I wish this wasn’t the world we live in, but reporting is important in trying to change it. Thanks for talking about the topic.
I’m really torn on this whole issue. There are instances where bullying can get out of hand, there is also a lot to be said for letting kids learn to solve issues for themselves instead of expecting someone else to sort it out for them. The sad reality is that bullies exist outside of school also and there isn’t always an authority figure that can deal with them for you. Sometimes you have to take matters into your own hands.
I think it really could make it worse for the victim but it’s no reason not to report. The alternative is worse.
I think that it should be reported. I am sure for every kid that report there is more victims to scared to say anything.
I hate the idea that reporting can make it worse, but it can, unfortunately, be so true. The flip side, that with no reporting, the bullying can be a silent killer to the victim- and that’s a dangerous gamble to take.
I totally get it. I could see a bully getting even madder after reporting, unless the reporting actually does something… for example… if the reporting doesn’t give any reprimand to the bully then they will continue. IF the reporting means the bully gets in major trouble, hopefully he/she would learn their lessons.
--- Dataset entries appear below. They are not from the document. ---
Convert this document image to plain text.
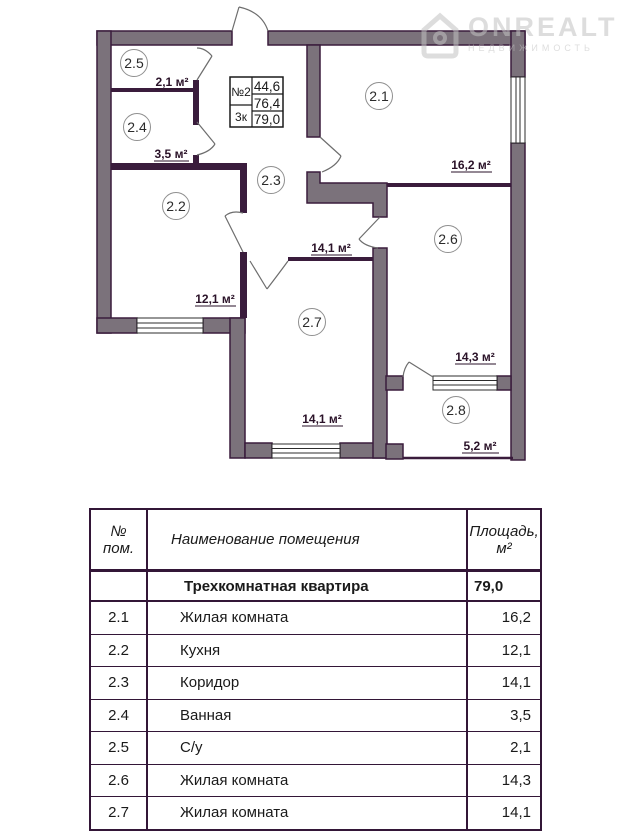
2.5
2.4
2.2
2.3
2.1
2.6
2.7
2.8
2,1 м²
3,5 м²
12,1 м²
14,1 м²
16,2 м²
14,3 м²
14,1 м²
5,2 м²
№2
3к
44,6
76,4
79,0
ONREALT
НЕДВИЖИМОСТЬ
№
пом.	Наименование помещения	Площадь,
м²

	Трехкомнатная квартира	79,0
2.1	Жилая комната	16,2
2.2	Кухня	12,1
2.3	Коридор	14,1
2.4	Ванная	3,5
2.5	С/у	2,1
2.6	Жилая комната	14,3
2.7	Жилая комната	14,1
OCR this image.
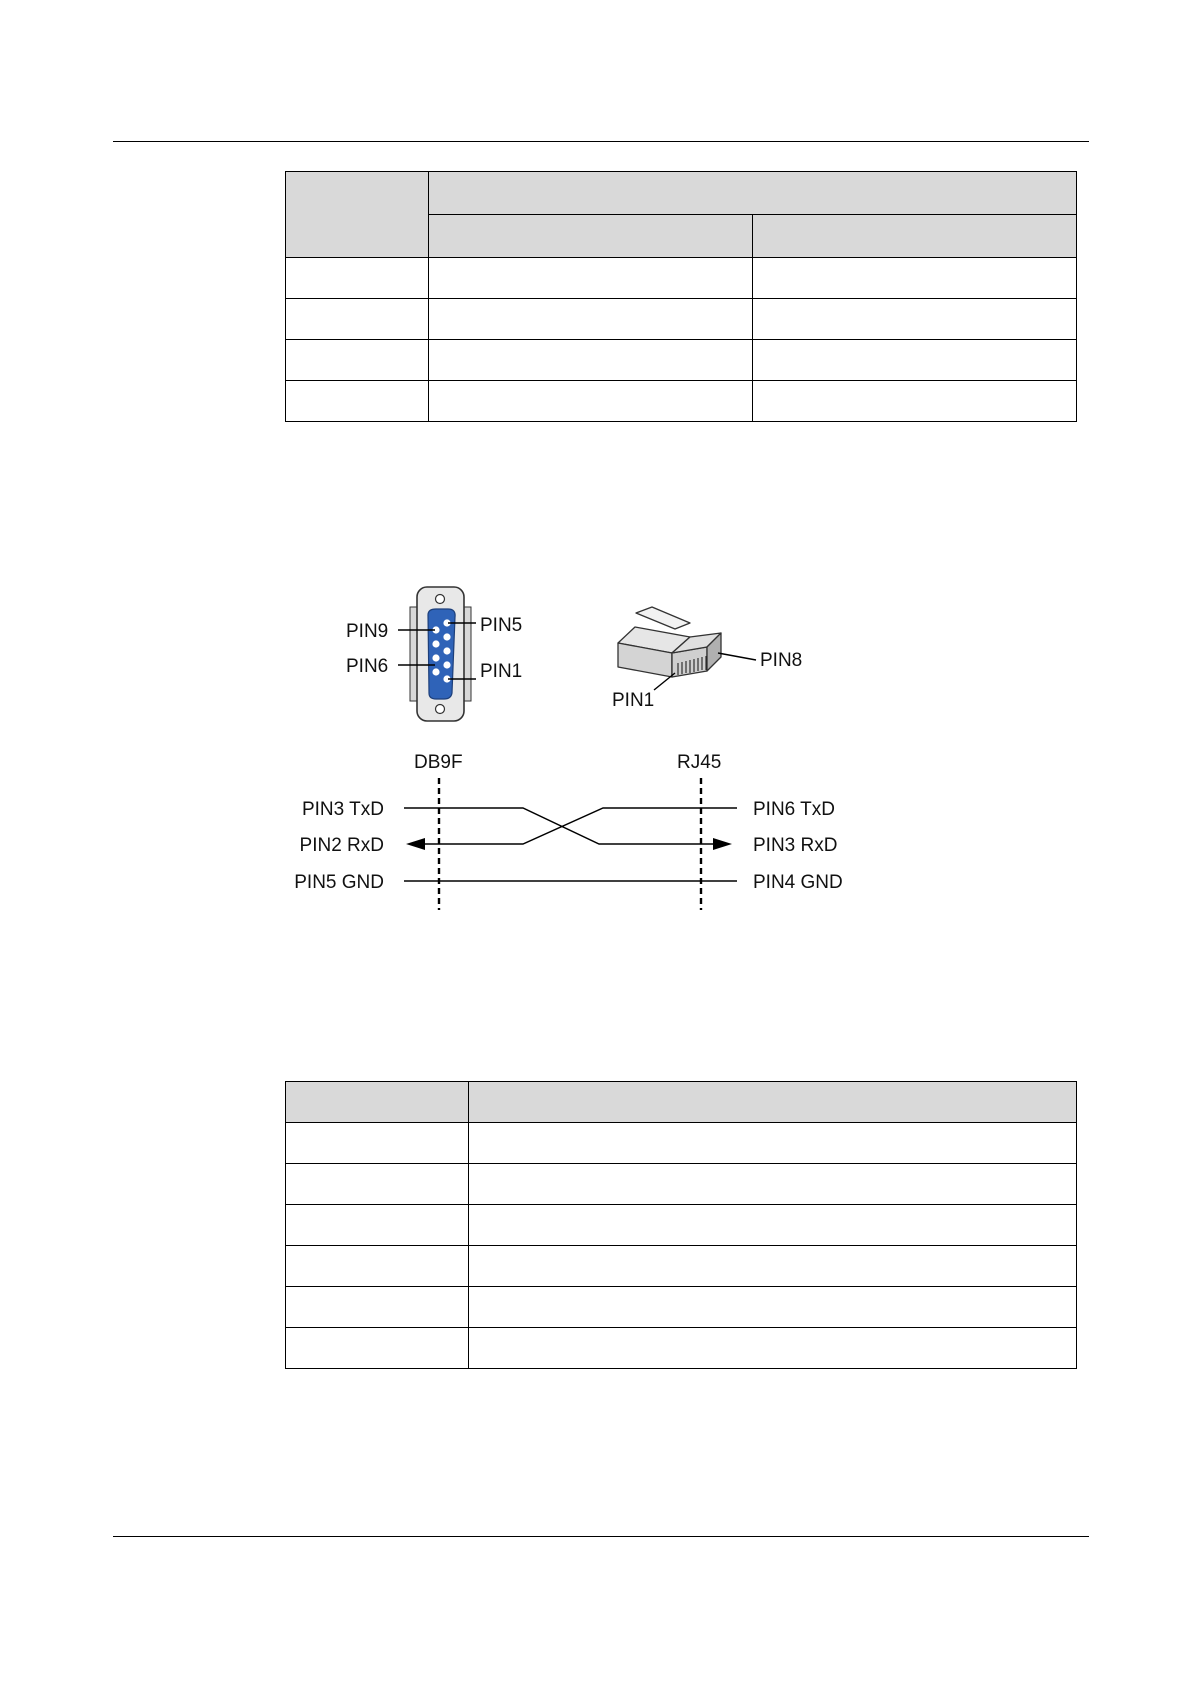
PIN9
PIN6
PIN5
PIN1
PIN1
PIN8
DB9F	RJ45
PIN3 TxD
PIN2 RxD
PIN5 GND
PIN6 TxD
PIN3 RxD
PIN4 GND
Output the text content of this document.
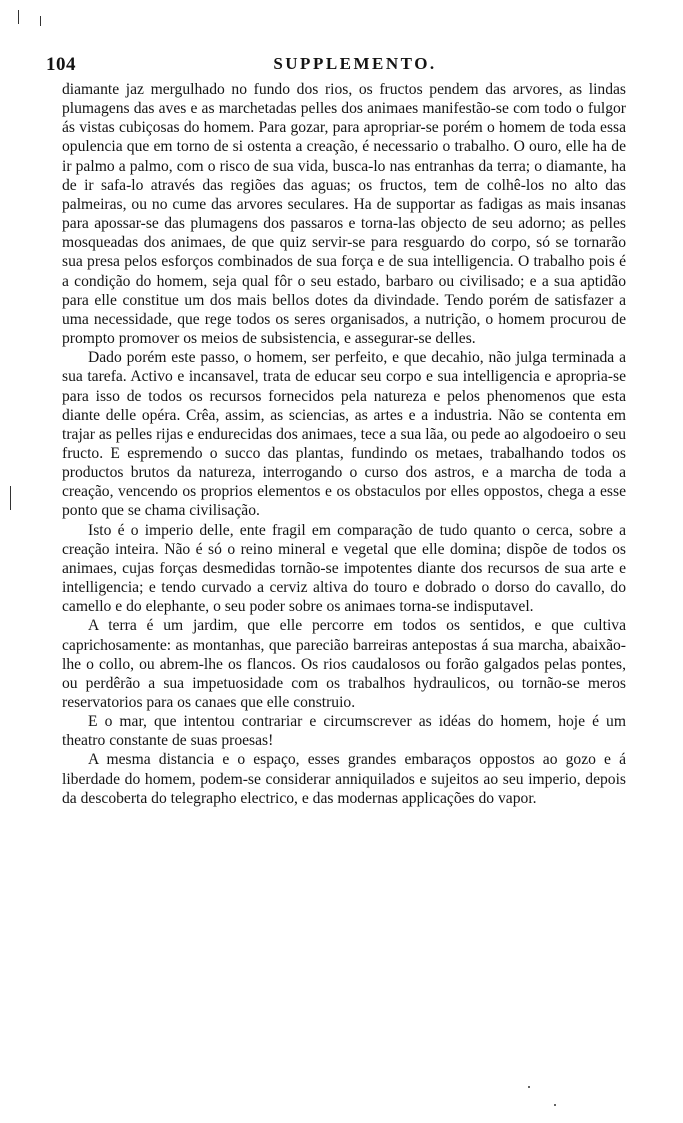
104	SUPPLEMENTO.

diamante jaz mergulhado no fundo dos rios, os fructos pendem das arvores, as lindas plumagens das aves e as marchetadas pelles dos animaes manifestão-se com todo o fulgor ás vistas cubiçosas do homem. Para gozar, para apropriar-se porém o homem de toda essa opulencia que em torno de si ostenta a creação, é necessario o trabalho. O ouro, elle ha de ir palmo a palmo, com o risco de sua vida, busca-lo nas entranhas da terra; o diamante, ha de ir safa-lo através das regiões das aguas; os fructos, tem de colhê-los no alto das palmeiras, ou no cume das arvores seculares. Ha de supportar as fadigas as mais insanas para apossar-se das plumagens dos passaros e torna-las objecto de seu adorno; as pelles mosqueadas dos animaes, de que quiz servir-se para resguardo do corpo, só se tornarão sua presa pelos esforços combinados de sua força e de sua intelligencia. O trabalho pois é a condição do homem, seja qual fôr o seu estado, barbaro ou civilisado; e a sua aptidão para elle constitue um dos mais bellos dotes da divindade. Tendo porém de satisfazer a uma necessidade, que rege todos os seres organisados, a nutrição, o homem procurou de prompto promover os meios de subsistencia, e assegurar-se delles.

Dado porém este passo, o homem, ser perfeito, e que decahio, não julga terminada a sua tarefa. Activo e incansavel, trata de educar seu corpo e sua intelligencia e apropria-se para isso de todos os recursos fornecidos pela natureza e pelos phenomenos que esta diante delle opéra. Crêa, assim, as sciencias, as artes e a industria. Não se contenta em trajar as pelles rijas e endurecidas dos animaes, tece a sua lãa, ou pede ao algodoeiro o seu fructo. E espremendo o succo das plantas, fundindo os metaes, trabalhando todos os productos brutos da natureza, interrogando o curso dos astros, e a marcha de toda a creação, vencendo os proprios elementos e os obstaculos por elles oppostos, chega a esse ponto que se chama civilisação.

Isto é o imperio delle, ente fragil em comparação de tudo quanto o cerca, sobre a creação inteira. Não é só o reino mineral e vegetal que elle domina; dispõe de todos os animaes, cujas forças desmedidas tornão-se impotentes diante dos recursos de sua arte e intelligencia; e tendo curvado a cerviz altiva do touro e dobrado o dorso do cavallo, do camello e do elephante, o seu poder sobre os animaes torna-se indisputavel.

A terra é um jardim, que elle percorre em todos os sentidos, e que cultiva caprichosamente: as montanhas, que parecião barreiras antepostas á sua marcha, abaixão-lhe o collo, ou abrem-lhe os flancos. Os rios caudalosos ou forão galgados pelas pontes, ou perdêrão a sua impetuosidade com os trabalhos hydraulicos, ou tornão-se meros reservatorios para os canaes que elle construio.

E o mar, que intentou contrariar e circumscrever as idéas do homem, hoje é um theatro constante de suas proesas!

A mesma distancia e o espaço, esses grandes embaraços oppostos ao gozo e á liberdade do homem, podem-se considerar anniquilados e sujeitos ao seu imperio, depois da descoberta do telegrapho electrico, e das modernas applicações do vapor.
As a parent, I can totally understand the urge to report it. But, from personal experience as a child, I know that it can make things worse for a while.
In our experience with bullying, it made it much worse and lead us to taking our son out of school. We reported his bullying to the teacher and principal and the boy’s older sister started bullying my son.
Bullying happens to children and adults. It’s really terrible that we treat eachother the way we do.
The idea of bullies has always scared me. Sometimes it can seem as though it makes it worse, but the steps to help are important and reporting is crucial.
Bullies need to STOP :(
This is a great post. You’ve got to report any bullying you see. If you don’t, it won’t stop.
In a kid’s mind, it probably makes it worse. But realistically, it’s so much better to report it than not too. We have to protect our kids!
I think it should be reported… Bullying is just a terrible thing, and should not be tolerated.
It can make it worse, yes, Ive seen it happen recently at our kids school. I think in this case, it’s all on the bully’s parents and how they handle it. From what I’ve seen, when it’s worse, it’s because the parents didn’t take their kids actions seriously and in turn, the bully basically had the permission to go farther.
I think every situation is probably different. I think it should be reported, though.